4. Discussion and Conclusions

In this present study, an investigation of the ionospheric response is carried out in the case where exist all three factors that affect it: (i) variations in solar activity, (ii) geomagnetic storms, and (iii) Sudden Stratospheric Warming. The first two factors are of cosmic origin, while the third is of intra-atmospheric origin. The time scale of variations in the ionizing radiation of the Sun and changes in the dynamics of the neutral atmosphere caused by SSW is about one month, while the duration of a geomagnetic storm is an order of magnitude smaller. In this specific case, the known pattern of negative ionospheric electron density response during major SSW, stronger at low latitudes, is confirmed. The investigated geomagnetic storm occurs on days close to the maximum of stratospheric warming and with solar activity approximately coinciding with the average for the reference period, based on which the relative deviation of the ionospheric characteristics is calculated. For this reason, it can be argued that the predominant negative deviation from the reference state before the onset of the geomagnetic storm is due to the influence of the SSW.

The ionospheric response to the geomagnetic storm, which has been studied in detail for the European region based on TEC, foF2, and hmF2 data, clearly shows the known mechanisms of influence on the ionosphere in winter conditions [14]. The selection of the European region for the detailed study is based on the possibility of comparing the TEC data with independent data from ionospheric vertical sounding stations.

The variability of the TEC over Europe shows the geographic latitudinal dependence of the ionospheric response. Positive responses caused by the additional ionization in the auroral oval and the influence of the Equatorial Ionization Anomaly (EIA) on the mid-latitude atmosphere are observed.

The negative ionospheric responses during the storm are due to the spread of heat in the auroral oval neutral wind to mid-latitudes. The fact that, in winter conditions, the negative response propagates with a delay and does not reach low latitudes allows for an attempt to determine the speed of its propagation from high to mid-latitudes. An approximate value of about 650 m/s was obtained, confirming the hypothesis of Fuller-Rowell [4] for the excitation of a gravity wave with a phase velocity of this order.

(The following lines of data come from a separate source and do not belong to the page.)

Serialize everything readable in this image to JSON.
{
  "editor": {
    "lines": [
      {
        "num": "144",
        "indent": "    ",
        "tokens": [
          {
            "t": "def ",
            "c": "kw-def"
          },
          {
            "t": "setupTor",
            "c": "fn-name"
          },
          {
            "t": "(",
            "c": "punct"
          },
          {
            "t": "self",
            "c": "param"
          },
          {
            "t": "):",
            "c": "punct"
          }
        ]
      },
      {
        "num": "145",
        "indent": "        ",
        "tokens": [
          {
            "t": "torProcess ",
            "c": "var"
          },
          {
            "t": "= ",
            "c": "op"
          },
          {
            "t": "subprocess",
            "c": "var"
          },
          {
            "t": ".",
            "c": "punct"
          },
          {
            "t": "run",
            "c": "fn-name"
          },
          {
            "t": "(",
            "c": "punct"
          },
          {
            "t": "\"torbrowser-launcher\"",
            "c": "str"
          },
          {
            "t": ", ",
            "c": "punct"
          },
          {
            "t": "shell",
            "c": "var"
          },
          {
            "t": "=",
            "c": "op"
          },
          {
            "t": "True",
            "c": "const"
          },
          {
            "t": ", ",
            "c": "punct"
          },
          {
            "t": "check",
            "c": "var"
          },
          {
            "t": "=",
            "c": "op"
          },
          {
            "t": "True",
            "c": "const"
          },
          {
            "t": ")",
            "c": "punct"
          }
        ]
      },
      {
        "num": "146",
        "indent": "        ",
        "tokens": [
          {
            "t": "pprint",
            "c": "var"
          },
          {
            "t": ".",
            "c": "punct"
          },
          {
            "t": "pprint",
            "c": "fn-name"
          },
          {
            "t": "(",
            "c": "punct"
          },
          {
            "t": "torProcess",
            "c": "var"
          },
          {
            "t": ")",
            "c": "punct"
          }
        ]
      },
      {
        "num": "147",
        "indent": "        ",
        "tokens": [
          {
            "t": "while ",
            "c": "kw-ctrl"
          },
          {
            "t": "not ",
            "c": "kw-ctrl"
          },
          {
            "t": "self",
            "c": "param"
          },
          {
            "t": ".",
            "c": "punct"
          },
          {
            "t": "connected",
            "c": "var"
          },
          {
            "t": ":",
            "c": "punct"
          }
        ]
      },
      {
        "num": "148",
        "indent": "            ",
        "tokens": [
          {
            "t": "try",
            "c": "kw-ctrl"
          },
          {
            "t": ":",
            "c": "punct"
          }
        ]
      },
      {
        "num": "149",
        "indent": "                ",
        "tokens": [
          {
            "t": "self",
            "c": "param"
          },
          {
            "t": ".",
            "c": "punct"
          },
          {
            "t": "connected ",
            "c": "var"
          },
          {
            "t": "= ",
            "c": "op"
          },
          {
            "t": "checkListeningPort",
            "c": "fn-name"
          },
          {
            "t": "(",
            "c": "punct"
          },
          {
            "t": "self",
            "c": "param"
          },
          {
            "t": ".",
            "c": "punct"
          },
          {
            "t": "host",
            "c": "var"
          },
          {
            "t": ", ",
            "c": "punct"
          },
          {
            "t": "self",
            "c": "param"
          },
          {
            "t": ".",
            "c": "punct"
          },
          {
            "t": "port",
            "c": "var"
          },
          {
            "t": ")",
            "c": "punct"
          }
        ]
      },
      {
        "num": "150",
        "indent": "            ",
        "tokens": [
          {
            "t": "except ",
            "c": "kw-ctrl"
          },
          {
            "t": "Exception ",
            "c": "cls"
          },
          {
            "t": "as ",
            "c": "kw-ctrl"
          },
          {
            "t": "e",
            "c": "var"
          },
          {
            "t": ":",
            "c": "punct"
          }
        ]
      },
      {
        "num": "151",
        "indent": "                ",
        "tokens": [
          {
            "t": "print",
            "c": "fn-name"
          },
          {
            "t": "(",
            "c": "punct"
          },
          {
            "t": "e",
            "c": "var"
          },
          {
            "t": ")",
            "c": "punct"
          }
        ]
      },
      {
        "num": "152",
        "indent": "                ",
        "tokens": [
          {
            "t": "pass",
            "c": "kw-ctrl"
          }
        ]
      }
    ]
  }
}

In general, the variations in the peak height of the F2-layer have an opposite character to the variations in critical frequencies and TEC. They are strongest at night and vary in geomagnetic storm conditions, which this study confirms [39].

In this present paper, the positive pre-storm anomaly in the critical frequencies measured in Europe is examined in detail. The peculiar manifestation of this anomaly is due to the fact that such an effect is absent in the TEC data, which means that the increase in the maximum electron density is compensated by a decrease in the region above the maximum. The atypical reaction of the ionosphere gives us a reason to consider this anomaly a product of intra-atmospheric processes.